DG: The current trash collection system in the City of St. Paul has not been successful. This is evident by the numerous complaints that are coming from the taxpayers of the city. In order to improve the trash service I will hold the current trash collection company accountable to the taxpayers/customers. Correction action could result in fines to the trash service provider if they are found to be providing inferior service or bringing in another company.
Do you support historic preservation in Saint Paul?
CJ: Saint Paul’s beautiful, historic buildings are what make it the best place to live. There are so many stories to tell here. I would love for us to preserve as much of that history as we can, but I also support revitalization to ensure buildings are safe and inhabitable. Old buildings can be a public health and public safety issue when poorly maintained.
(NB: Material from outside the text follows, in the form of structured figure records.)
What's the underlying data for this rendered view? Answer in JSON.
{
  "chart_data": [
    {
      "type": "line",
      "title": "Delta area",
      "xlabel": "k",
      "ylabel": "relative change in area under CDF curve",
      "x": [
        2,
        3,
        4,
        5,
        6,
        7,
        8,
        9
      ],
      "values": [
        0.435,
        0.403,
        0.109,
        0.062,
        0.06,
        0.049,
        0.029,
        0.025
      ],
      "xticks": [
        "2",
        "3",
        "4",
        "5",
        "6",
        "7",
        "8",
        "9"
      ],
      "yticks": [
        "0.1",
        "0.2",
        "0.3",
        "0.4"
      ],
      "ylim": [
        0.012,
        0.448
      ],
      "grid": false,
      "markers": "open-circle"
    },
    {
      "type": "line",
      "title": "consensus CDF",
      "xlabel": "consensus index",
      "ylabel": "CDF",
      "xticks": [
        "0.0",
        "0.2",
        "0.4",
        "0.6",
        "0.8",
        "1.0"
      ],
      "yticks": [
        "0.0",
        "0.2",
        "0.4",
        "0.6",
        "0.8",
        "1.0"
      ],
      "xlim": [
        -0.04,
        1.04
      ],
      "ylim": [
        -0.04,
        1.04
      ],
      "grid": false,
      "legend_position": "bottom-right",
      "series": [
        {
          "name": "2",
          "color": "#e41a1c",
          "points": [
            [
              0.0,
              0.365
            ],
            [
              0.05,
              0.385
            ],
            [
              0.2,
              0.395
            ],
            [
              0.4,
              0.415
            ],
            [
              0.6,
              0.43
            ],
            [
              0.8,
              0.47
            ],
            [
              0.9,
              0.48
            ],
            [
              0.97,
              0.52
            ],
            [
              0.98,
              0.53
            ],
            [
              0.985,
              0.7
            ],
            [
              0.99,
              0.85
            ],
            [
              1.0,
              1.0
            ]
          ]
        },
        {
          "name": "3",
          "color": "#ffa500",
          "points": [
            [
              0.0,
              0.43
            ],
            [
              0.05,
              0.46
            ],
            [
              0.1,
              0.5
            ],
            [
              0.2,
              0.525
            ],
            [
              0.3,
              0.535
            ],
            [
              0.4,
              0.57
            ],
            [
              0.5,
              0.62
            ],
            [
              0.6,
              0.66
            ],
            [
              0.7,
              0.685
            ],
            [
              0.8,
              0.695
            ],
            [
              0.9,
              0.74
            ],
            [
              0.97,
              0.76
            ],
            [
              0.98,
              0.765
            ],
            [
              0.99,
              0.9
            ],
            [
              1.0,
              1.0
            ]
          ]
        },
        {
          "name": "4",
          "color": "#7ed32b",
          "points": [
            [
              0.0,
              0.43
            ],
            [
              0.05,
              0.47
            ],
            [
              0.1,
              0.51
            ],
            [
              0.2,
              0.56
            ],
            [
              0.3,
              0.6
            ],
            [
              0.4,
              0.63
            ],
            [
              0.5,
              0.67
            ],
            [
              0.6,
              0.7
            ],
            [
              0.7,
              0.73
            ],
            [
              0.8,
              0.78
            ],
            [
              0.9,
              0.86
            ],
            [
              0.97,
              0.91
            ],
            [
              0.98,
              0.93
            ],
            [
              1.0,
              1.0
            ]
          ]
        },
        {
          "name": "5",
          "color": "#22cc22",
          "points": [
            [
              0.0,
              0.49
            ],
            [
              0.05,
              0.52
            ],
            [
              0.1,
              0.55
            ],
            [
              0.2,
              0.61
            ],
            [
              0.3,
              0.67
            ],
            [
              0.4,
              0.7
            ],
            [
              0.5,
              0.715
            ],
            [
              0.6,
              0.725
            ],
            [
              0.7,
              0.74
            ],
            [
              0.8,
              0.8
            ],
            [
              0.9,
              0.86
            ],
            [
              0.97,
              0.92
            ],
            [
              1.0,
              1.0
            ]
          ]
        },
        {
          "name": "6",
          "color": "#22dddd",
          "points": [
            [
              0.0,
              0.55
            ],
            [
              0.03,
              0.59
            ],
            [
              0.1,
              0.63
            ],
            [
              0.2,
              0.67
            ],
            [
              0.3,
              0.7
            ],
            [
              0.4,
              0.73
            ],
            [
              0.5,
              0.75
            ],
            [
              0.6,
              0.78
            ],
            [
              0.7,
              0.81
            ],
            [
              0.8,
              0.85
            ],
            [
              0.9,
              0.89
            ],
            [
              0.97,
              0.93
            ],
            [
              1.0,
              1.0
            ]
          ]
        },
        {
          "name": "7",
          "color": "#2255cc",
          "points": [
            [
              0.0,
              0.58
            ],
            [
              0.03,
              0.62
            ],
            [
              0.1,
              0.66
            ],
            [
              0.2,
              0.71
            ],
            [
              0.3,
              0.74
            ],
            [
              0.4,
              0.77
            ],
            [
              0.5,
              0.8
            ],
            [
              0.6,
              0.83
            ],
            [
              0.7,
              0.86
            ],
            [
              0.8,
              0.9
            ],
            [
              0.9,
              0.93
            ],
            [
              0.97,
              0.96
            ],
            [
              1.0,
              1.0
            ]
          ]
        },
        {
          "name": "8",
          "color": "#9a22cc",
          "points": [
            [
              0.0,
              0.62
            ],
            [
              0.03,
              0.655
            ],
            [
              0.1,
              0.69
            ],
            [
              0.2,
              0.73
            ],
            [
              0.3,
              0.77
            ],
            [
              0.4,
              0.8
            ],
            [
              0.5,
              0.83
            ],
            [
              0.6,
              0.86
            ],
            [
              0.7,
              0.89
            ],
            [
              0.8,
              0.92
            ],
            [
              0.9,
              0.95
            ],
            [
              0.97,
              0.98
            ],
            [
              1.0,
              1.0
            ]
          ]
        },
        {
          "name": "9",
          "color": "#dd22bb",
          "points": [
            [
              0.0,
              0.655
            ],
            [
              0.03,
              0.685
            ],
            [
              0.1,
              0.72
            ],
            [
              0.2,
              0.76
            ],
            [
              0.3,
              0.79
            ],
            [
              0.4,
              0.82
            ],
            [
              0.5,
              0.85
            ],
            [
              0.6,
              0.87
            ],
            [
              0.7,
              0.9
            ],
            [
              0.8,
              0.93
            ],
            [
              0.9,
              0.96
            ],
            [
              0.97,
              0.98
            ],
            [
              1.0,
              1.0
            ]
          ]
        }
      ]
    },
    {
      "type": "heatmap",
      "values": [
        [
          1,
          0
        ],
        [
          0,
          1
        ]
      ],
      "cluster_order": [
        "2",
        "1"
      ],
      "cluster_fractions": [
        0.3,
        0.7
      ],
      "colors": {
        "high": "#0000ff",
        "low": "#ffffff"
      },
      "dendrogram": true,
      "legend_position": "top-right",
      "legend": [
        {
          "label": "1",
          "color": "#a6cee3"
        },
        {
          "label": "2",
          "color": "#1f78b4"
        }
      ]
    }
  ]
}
I support residents having a say, and I support the city doing all it can to keep buildings up to code, while continuing to preserve the rich history of our city.
PV: Yes I do support historic preservation in Saint Paul. Historic preservation allows us to protect and maintain the cultural heritage of Saint Paul such as historical architecture, art, and significant buildings. Preservation of culture and history leads to a stronger sense of community and belonging. I would however want to explore those histories and ensure that we are not preserving harmful histories that sought to oppress some residents while lifting up and privileging others. I would also want to broaden this work to make room for the ever-diversifying areas of St. Paul such as arts and landmarks in St. Paul that are home to non-white cultures.
DG: I do support historic preservation in St. Paul with the understanding that each project must be examined closely to weigh the benefits versus the cost. I would certainly review the checks and balances to insure the amount of money being spent on a preservation project is worthwhile. It has been my experience that people, particularly career politicians, are willing to spend taxpayer money much more freely than they would their own money.